Examples–Displaying NFS Server and Client Statistics
The following example displays RPC and NFS data for the client pluto.
$ nfsstat -c
Client rpc:
Connection oriented:
calls badcalls badxids timeouts newcreds badverfs timers
1595799 1511 59 297 0 0 0
cantconn nomem interrupts
1198 0 7
Connectionless:
calls badcalls retrans badxids timeouts newcreds badverfs
80785 3135 25029 193 9543 0 0
timers nomem cantsend
17399 0 0
Client nfs:
calls badcalls clgets cltoomany
1640097 3112 1640097 0
Version 2: (46366 calls)
null getattr setattr root lookup readlink read
0 0% 6589 14% 2202 4% 0 0% 11506 24% 0 0% 7654 16%
wrcache write create remove rename link symlink
0 0% 13297 28% 1081 2% 0 0% 0 0% 0 0% 0 0%
mkdir rmdir readdir statfs
24 0% 0 0% 906 1% 3107 6%
Version 3: (1585571 calls)
null getattr setattr lookup access readlink read
0 0% 508406 32% 10209 0% 263441 16% 400845 25% 3065 0% 117959 7%
write create mkdir symlink mknod remove rmdir
69201 4% 7615 0% 42 0% 16 0% 0 0% 7875 0% 51 0%
rename link readdir readdir+ fsstat fsinfo pathconf
929 0% 597 0% 3986 0% 185145 11% 942 0% 300 0% 583 0%
commit
4364 0%
Client nfs_acl:
Version 2: (3105 calls)
null getacl setacl getattr access
0 0% 0 0% 0 0% 3105 100% 0 0%
Version 3: (5055 calls)
null getacl setacl
0 0% 5055 100% 0 0%
The output of the nfsstat -c command is described in Table 30-4.
Table 30-4 Output From the nfsstat -c Command
Field |
Description |
calls |
The total number of
calls that were sent. |
badcalls |
The total number of calls that were rejected by
RPC. |
retrans |
The total number of retransmissions. For this client, the number of retransmissions is
less than 1 percent, or approximately 10 timeouts out of 6888 calls. These
retransmissions might be caused by temporary failures. Higher rates might indicate a problem. |
badxid |
The
number of times that a duplicate acknowledgment was received for a single NFS
request. |
timeout |
The number of calls that timed out. |
wait |
The number of times a
call had to wait because no client handle was available. |
newcred |
The number of
times the authentication information had to be refreshed. |
timers |
The number of times the
time-out value was greater than or equal to the specified time-out value for
a call. |
readlink |
The number of times a read was made to a symbolic
link. If this number is high, at over 10 percent, then there could
be too many symbolic links. |
The following example shows output from the nfsstat -m command.
pluto$ nfsstat -m
/usr/man from pluto:/export/svr4/man
Flags: vers=2,proto=udp,auth=unix,hard,intr,dynamic,
rsize=8192, wsize=8192,retrans=5
Lookups: srtt=13 (32ms), dev=10 (50ms), cur=6 (120ms)
All: srtt=13 (32ms), dev=10 (50ms), cur=6 (120ms)
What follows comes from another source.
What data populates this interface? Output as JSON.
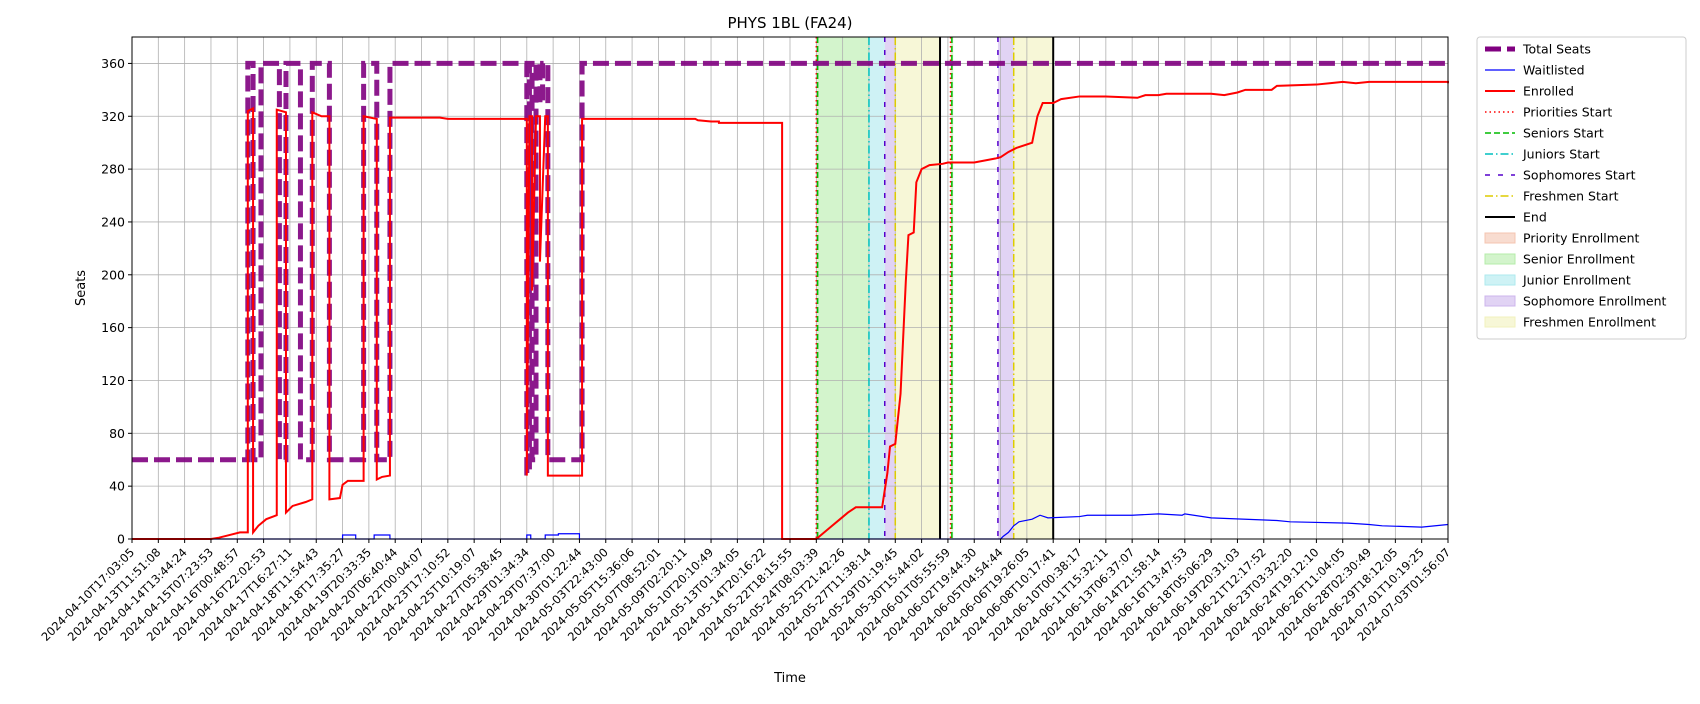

This output of the nfsstat -m command, which is displayed in milliseconds, is described
in Table 30-5.
Table 30-5 Output From the nfsstat -m Command
Field |
Description |
srtt |
The smoothed average of the round-trip times |
dev |
The average deviations |
cur |
The current
“expected” response time |
If you suspect that the hardware components of your network are creating problems,
you need to look closely at the cabling and connectors.